Zealots and extremists crop up most everywhere, and they always take their cue from whatever's hot at the moment: Christianity, Islam, Judaism, Hinduism, nationalism, neoliberalism, Marxism, what have you. Nothing, it appears, is so sacred that it cannot be appropriated by the forces of bigotry and oppression.
(no subject)
Date: 2009-10-29 12:30 am (UTC)Here in particular, you're making the extremists' arguments for them. I am quite sure that the historical Christ would not have burned you as anything, and I doubt Mohammad or Abraham would either.
This is the core of Judaism in a nutshell, and it could stand just as easily for any other religion you'd care to name (courtesy of the Rabbi Hillel): "That which is hateful to you, do not do to your neighbor. That is the whole Torah; the rest is commentary."
I'm not any kind of Jew except by heritage, but in interpreting Judaism, I'd sooner take my cues from Hillel than Avigdor Lieberman. Just as I'll take my cues on Christianity from Martin Luther King Jr or Walter Wink before Torquemada. Just as I take my cues on Islam from Leila Ahmed over Ayatollah Khomeini or Khameini.
Your hatred of religion in general seems to me founded in accepting the latter individuals' claims of representing the only "true" version of Judaism, Christianity, Islam, or whatever. By implication, it denies the validity of all those who have drawn upon their belief in a beneficent deity or pantheon in their own struggle for good in the world. (Including the many Christians who saved Jews from the Holocaust.)
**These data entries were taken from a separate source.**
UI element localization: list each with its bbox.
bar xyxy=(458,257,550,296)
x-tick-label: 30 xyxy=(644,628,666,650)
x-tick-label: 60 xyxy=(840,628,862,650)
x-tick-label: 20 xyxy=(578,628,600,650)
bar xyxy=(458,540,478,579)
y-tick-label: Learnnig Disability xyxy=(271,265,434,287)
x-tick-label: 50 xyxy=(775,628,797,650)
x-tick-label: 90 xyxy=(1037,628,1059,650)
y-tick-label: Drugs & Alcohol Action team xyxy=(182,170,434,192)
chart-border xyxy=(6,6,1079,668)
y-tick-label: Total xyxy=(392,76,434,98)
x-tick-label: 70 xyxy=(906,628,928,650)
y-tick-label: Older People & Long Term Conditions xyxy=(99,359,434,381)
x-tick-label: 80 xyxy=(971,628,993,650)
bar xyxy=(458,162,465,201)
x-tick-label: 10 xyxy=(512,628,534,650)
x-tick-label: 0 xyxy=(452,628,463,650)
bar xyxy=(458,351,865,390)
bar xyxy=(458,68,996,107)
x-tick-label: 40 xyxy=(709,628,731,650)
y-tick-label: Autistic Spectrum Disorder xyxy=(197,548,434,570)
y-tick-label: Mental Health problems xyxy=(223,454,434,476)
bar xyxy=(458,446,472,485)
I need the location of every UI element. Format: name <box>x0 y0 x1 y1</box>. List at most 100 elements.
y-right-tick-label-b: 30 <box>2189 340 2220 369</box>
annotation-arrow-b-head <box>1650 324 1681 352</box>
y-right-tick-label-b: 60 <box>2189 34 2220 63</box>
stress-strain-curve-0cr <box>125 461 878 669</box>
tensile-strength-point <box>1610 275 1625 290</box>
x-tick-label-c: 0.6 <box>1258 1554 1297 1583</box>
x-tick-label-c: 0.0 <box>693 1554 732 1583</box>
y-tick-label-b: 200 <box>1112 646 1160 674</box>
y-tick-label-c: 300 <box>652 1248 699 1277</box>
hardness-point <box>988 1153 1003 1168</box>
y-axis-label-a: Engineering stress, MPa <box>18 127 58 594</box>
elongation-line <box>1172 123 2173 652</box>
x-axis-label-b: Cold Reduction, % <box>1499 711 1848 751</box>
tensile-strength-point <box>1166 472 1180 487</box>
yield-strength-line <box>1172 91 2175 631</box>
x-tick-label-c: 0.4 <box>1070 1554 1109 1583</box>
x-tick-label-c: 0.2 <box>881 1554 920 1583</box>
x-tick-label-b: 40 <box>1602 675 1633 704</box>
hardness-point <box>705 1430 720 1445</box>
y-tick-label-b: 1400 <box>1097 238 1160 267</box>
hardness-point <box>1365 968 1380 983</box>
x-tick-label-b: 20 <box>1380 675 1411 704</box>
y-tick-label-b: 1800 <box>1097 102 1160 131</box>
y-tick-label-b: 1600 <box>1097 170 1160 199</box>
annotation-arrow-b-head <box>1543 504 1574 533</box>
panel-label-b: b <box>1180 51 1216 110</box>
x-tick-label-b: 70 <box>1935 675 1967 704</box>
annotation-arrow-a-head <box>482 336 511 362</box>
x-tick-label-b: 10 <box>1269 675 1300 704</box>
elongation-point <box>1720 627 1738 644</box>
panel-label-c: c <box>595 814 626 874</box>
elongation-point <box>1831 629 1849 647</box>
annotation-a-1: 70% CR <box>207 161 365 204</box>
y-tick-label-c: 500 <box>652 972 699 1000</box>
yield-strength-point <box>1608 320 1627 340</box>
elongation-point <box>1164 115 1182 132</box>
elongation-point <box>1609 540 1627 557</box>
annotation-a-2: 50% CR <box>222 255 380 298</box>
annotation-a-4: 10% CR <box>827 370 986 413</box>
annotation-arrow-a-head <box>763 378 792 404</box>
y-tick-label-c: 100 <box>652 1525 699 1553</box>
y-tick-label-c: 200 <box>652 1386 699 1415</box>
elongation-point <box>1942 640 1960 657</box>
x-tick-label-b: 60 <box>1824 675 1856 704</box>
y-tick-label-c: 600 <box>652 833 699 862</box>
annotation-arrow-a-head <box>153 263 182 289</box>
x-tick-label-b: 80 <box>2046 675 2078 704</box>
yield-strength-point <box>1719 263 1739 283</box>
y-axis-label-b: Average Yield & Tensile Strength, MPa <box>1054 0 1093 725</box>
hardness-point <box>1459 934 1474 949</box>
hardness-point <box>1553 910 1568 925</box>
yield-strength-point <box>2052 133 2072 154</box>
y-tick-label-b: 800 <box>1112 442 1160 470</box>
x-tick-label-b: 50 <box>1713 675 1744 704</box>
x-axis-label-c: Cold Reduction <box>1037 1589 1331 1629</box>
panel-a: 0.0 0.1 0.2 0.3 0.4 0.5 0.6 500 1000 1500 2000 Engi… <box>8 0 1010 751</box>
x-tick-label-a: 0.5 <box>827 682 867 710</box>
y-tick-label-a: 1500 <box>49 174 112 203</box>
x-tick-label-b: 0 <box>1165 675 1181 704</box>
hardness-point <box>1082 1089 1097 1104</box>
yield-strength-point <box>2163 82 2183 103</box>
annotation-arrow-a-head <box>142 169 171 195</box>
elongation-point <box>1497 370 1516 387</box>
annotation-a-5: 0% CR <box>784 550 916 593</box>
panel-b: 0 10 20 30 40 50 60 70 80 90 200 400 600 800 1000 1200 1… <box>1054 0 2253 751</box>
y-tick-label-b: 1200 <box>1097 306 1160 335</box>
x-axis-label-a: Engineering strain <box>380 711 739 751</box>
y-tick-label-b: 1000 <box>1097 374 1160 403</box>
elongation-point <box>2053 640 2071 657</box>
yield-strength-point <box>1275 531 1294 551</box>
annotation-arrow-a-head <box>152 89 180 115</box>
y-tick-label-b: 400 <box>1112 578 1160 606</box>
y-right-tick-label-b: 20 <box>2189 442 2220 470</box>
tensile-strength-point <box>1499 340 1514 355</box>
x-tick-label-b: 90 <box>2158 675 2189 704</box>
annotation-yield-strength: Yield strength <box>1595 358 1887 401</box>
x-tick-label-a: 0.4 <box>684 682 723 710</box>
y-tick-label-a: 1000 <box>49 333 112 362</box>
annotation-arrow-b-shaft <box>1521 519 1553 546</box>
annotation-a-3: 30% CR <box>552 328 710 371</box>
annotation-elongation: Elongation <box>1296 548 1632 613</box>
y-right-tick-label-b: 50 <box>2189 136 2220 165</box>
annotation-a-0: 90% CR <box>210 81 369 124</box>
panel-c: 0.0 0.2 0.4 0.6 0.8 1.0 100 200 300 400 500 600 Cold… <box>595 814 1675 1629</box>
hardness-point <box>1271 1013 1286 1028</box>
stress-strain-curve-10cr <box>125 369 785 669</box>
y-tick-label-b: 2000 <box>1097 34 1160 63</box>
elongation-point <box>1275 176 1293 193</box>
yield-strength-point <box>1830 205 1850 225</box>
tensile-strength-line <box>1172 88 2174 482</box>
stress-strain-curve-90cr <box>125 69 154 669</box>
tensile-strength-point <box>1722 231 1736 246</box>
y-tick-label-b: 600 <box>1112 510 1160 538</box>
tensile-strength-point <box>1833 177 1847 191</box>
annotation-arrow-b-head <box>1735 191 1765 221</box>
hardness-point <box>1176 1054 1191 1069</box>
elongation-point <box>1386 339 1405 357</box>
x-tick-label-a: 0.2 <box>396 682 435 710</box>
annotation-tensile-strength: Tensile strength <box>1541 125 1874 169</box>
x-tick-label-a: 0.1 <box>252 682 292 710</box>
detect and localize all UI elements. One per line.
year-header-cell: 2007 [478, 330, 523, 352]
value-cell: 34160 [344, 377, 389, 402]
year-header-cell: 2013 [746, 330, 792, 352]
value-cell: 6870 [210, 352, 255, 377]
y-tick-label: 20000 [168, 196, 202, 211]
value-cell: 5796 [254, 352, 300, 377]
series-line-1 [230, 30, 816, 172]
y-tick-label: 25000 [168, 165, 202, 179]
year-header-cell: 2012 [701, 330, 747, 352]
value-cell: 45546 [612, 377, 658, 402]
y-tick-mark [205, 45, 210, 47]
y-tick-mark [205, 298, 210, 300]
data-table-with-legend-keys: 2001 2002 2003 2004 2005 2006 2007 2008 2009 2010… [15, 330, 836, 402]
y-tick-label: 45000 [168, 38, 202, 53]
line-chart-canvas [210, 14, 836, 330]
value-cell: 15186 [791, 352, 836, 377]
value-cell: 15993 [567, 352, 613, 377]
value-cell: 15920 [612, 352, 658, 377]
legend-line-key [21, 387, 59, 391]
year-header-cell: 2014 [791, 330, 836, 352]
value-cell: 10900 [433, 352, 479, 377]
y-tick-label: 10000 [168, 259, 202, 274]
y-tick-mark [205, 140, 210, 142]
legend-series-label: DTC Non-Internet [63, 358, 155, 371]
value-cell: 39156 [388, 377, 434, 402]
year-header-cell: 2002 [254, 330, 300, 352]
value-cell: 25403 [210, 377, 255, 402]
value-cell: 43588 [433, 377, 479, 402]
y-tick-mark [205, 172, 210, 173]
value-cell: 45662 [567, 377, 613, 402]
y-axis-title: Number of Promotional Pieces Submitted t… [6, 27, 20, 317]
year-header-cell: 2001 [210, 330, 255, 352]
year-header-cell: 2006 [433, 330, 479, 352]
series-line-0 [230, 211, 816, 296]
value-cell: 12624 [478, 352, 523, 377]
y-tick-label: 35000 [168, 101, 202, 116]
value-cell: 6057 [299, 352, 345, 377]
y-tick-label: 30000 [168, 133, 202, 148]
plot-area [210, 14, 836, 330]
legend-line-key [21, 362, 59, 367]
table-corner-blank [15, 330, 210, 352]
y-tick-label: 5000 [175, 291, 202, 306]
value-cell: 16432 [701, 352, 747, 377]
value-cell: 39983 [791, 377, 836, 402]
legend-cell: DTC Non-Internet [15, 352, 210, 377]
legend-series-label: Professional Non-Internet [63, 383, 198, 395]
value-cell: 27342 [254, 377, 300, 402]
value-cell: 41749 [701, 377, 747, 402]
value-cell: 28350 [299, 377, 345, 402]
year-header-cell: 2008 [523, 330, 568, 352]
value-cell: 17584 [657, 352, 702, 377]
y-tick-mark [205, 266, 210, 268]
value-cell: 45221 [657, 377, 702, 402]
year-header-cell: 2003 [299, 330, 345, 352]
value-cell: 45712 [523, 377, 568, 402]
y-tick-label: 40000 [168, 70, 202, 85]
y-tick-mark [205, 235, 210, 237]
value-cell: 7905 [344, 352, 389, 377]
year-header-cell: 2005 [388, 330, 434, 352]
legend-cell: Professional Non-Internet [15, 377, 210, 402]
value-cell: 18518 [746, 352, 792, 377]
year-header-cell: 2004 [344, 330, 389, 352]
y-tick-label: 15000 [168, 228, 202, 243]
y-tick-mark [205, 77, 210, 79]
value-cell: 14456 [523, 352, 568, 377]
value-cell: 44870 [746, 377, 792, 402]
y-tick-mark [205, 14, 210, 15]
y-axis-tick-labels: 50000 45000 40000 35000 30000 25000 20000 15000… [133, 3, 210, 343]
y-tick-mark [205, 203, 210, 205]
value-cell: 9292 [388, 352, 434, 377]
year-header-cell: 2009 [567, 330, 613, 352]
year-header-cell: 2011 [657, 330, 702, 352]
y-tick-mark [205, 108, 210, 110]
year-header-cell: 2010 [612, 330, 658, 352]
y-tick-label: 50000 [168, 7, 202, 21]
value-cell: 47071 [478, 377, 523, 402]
I can see how progressive religious types might agree with you, seeing as how I imagine their opinion of the kind of person you're talking about is approximates a Marxist's opinion of the Soviet Union. On the other hand, I know how ticked off I'd be if somebody were to point to the flaws of representative electoral politics (infinite) and then used that as an argument for the inherent oppressiveness of democracy.
... I feel like that all may have come out harsher than I'd intended. Obviously, you're free to feel what you like, so long as you don't try to to punish others for continuing to believe in God/practice their religion. I just felt these were some important considerations that you don't really address (although it is hard to fit everything you have to say into just 500 words, I am aware).